Funnily enough, Nona didn’t mind it too much; it was so different from normal food that it was easy to swallow as much as she possibly could without thinking about it, which got her cheap praise from Pyrrha and Palamedes both. Palamedes ate his with a mechanical fury—“Can’t starve Cam,” he said—and then once he had just about finished with the bowl his timer beeped and he said, “Thank God! I did it,” and then there was Camilla. Camilla looked at Nona and said, “Update?”

“Palamedes hates mush,” said Nona.

“We had mush?” Camilla looked down at her plate, and then looked up at Pyrrha, who had reserved all of her sultanas for last and was spooning them into her mouth. She said, “What happened to the food money?”

“I’m not fighting over this twice,” said Pyrrha.

After that there was still lots of time before school, so they did one of Nona’s favourite things. Nona got to stand on Pyrrha’s feet as Pyrrha and Camilla both lay down and did their morning crunches, their sit-ups, and their stretches, with Pyrrha helping Camilla to stretch both her legs to the point where Nona was afraid she would go snap—and then they ruthlessly stretched out Nona too, making her touch her toes, making her stretch out on one leg, stretching her out too until she did hear a lot of little things go snap and felt brief, bright sizzles of pain. “Got to keep your muscle up,” said Pyrrha, “this is brute-forcing it.” At the end she got her back and her calves rubbed, which was the best part. She felt breathless and sparkling by the time they started downstairs, more tired than she dared admit, but by the time they hit the street and wandered past the big steaming vents with the rest of the crowds Nona felt better.

They went down the street all the way and didn’t take any turns until Pyrrha said at the park gates, “Too busy. Let’s go around,” and so Nona took Pyrrha’s hand and they went around. They turned left at the dogleg around the park, past all of the braver stall owners and merchants setting up their wares, smoking cigarettes, setting down long untidy cables attached to exhaust fans to blow smoke away from their shoppers. Nona hung back a little on Pyrrha’s arm to see all of the rows of thin synthetic shirts and plastic-coated boots until Pyrrha said, “What d’you want from the cheap-jacks, No-No?”

“Oh, nothing—except it is my six-monther soon,” she reminded Pyrrha.

Camilla said, “You can get a present once it’s been a year.”

Nona was alarmed; if she didn’t get a present now there was a good chance she would not get to have one later.

But Pyrrha said, “God, you think she’s ever gotten presents? I visited her hometown back before Anastasia got settled, and it was grim as fuck then.
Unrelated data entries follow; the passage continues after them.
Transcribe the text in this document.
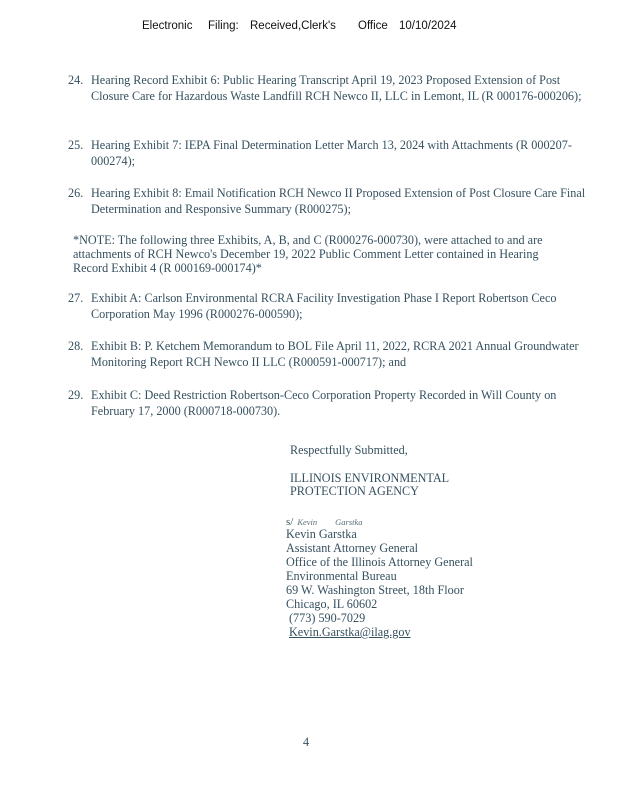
Electronic Filing: Received,Clerk's Office 10/10/2024
24. Hearing Record Exhibit 6: Public Hearing Transcript April 19, 2023 Proposed Extension of Post Closure Care for Hazardous Waste Landfill RCH Newco II, LLC in Lemont, IL (R 000176-000206);
25. Hearing Exhibit 7: IEPA Final Determination Letter March 13, 2024 with Attachments (R 000207-000274);
26. Hearing Exhibit 8: Email Notification RCH Newco II Proposed Extension of Post Closure Care Final Determination and Responsive Summary (R000275);
*NOTE: The following three Exhibits, A, B, and C (R000276-000730), were attached to and are attachments of RCH Newco's December 19, 2022 Public Comment Letter contained in Hearing Record Exhibit 4 (R 000169-000174)*
27. Exhibit A: Carlson Environmental RCRA Facility Investigation Phase I Report Robertson Ceco Corporation May 1996 (R000276-000590);
28. Exhibit B: P. Ketchem Memorandum to BOL File April 11, 2022, RCRA 2021 Annual Groundwater Monitoring Report RCH Newco II LLC (R000591-000717); and
29. Exhibit C: Deed Restriction Robertson-Ceco Corporation Property Recorded in Will County on February 17, 2000 (R000718-000730).
Respectfully Submitted,
ILLINOIS ENVIRONMENTAL
PROTECTION AGENCY
s/ Kevin Garstka
Kevin Garstka
Assistant Attorney General
Office of the Illinois Attorney General
Environmental Bureau
69 W. Washington Street, 18th Floor
Chicago, IL 60602
(773) 590-7029
Kevin.Garstka@ilag.gov
4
Just spooky caves all the way down…”

This interested Nona, except Cam said sharply, “Don’t lead,” and Pyrrha said, “No leading, ma’am, I understand. What do you want for a gift, Nona?”

Nona seethed in a welter of greed.

“I want a pack of coloured rubber bands to tie my hair up with so that you can put one colour on one braid and another colour on another, like Beautiful Ruby has.”

Pyrrha said, “I said a present, Nona, something that costs something.”

Nona was puzzled. “That’s why I picked it, it’s cheap so you can probably get it even if you have to pay the demo crew half your money. You don’t earn much in the first place.”